It's important to know the difference between biting, nipping, or mouthing that is employed during play, and when it's more serious. While a dog or puppy may growl and bark during play, as long as there is plenty of loose and wiggly body movements, you are probably still in the play zone. Stiff and rigid dog bodies usually indicate that events have taken a dark turn. If you ever feel unsafe or threatened, simply end the game. Wait until the dog has settled or walks away before you leave the area. Seek the services of a qualified dog behavior specialist, an applied animal behaviorist, or a veterinary behaviorist for further advice.
Play-biting is recognized as a non-aggressive act. It can happen during vigorous play interaction with another animal or with a person. There is no reason to be alarmed by this behavior. Still, it can hurt and it should be modified.
Puppies (and some adult dogs) need to be taught how to control their mouths and wild play behavior. Since human beings are not covered in thick skin and fur like other dogs, dog teeth can make direct contact with sensitive skin. When this happens, say "OUCH!" in a sharp, short tone. Do not move away from pup as this may only serve to cause your dog to chase you.
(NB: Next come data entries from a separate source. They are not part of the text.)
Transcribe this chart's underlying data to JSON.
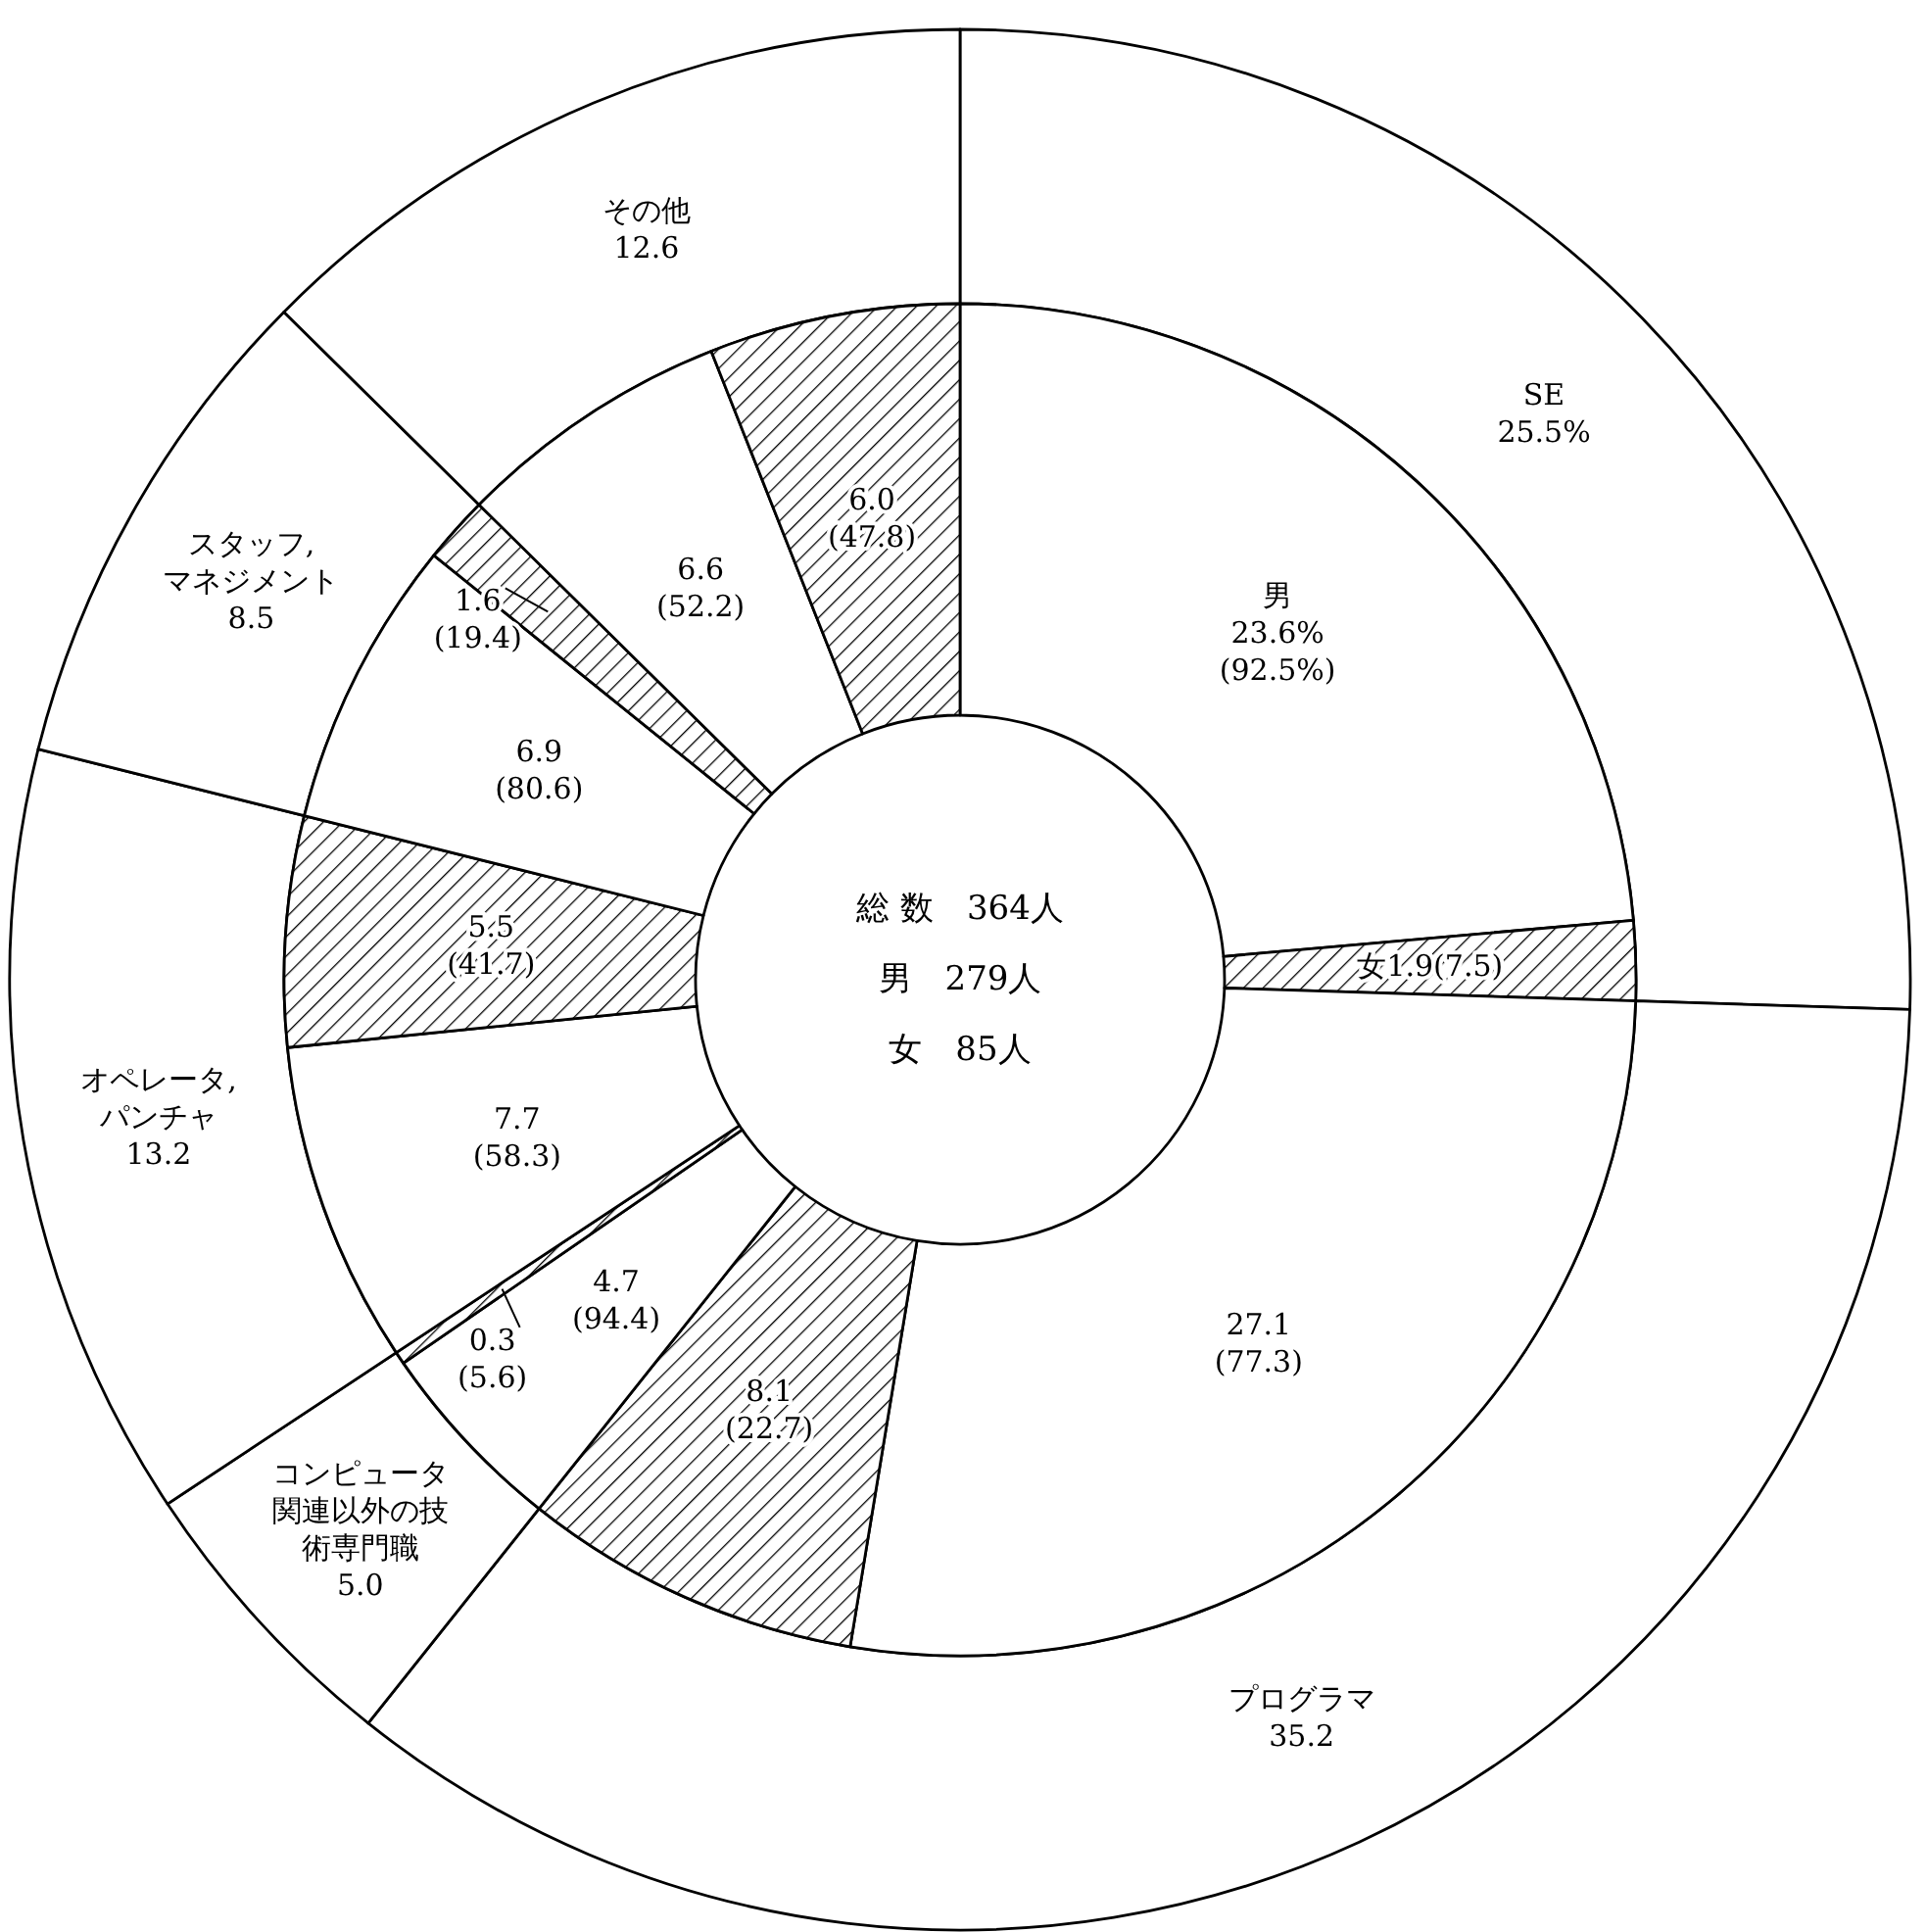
{
  "chart_data": [
    {
      "type": "donut",
      "categories": [
        "SE",
        "プログラマ",
        "コンピュータ関連以外の技術専門職",
        "オペレータ, パンチャ",
        "スタッフ, マネジメント",
        "その他"
      ],
      "values": [
        25.5,
        35.2,
        5.0,
        13.2,
        8.5,
        12.6
      ],
      "colors": [
        "#ffffff",
        "#ffffff",
        "#ffffff",
        "#ffffff",
        "#ffffff",
        "#ffffff"
      ],
      "value_labels": [
        "25.5%",
        "35.2",
        "5.0",
        "13.2",
        "8.5",
        "12.6"
      ]
    },
    {
      "type": "donut",
      "categories": [
        "男",
        "女",
        null,
        null,
        null,
        null,
        null,
        null,
        null,
        null,
        null,
        null
      ],
      "values": [
        23.6,
        1.9,
        27.1,
        8.1,
        4.7,
        0.3,
        7.7,
        5.5,
        6.9,
        1.6,
        6.6,
        6.0
      ],
      "colors": [
        "#ffffff",
        "#000000",
        "#ffffff",
        "#000000",
        "#ffffff",
        "#000000",
        "#ffffff",
        "#000000",
        "#ffffff",
        "#000000",
        "#ffffff",
        "#000000"
      ],
      "value_labels": [
        "23.6%\n(92.5%)",
        "1.9(7.5)",
        "27.1\n(77.3)",
        "8.1\n(22.7)",
        "4.7\n(94.4)",
        "0.3\n(5.6)",
        "7.7\n(58.3)",
        "5.5\n(41.7)",
        "6.9\n(80.6)",
        "1.6\n(19.4)",
        "6.6\n(52.2)",
        "6.0\n(47.8)"
      ],
      "annotations": [
        "総 数　364人",
        "男　279人",
        "女　85人"
      ]
    }
  ]
}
Do not re-engage your pup in play until your dog has sufficiently settled. Soon pup will learn that rough play ends his fun.
It is also recommended to use a toy to play with your pup. Direct your puppy's mouth to the toy and he/she will learn to grab a toy when feeling frisky.
Most dogs are pretty good at letting a pup or other adult dog know when play has gotten out of line. But don't wait until it breaks out in melee. Interrupt your dog when you notice that he/she is thinking of getting rowdy. Redirect your dog's play to a toy or ask him/her to settle. Allow your dog to join back in the fun after calming.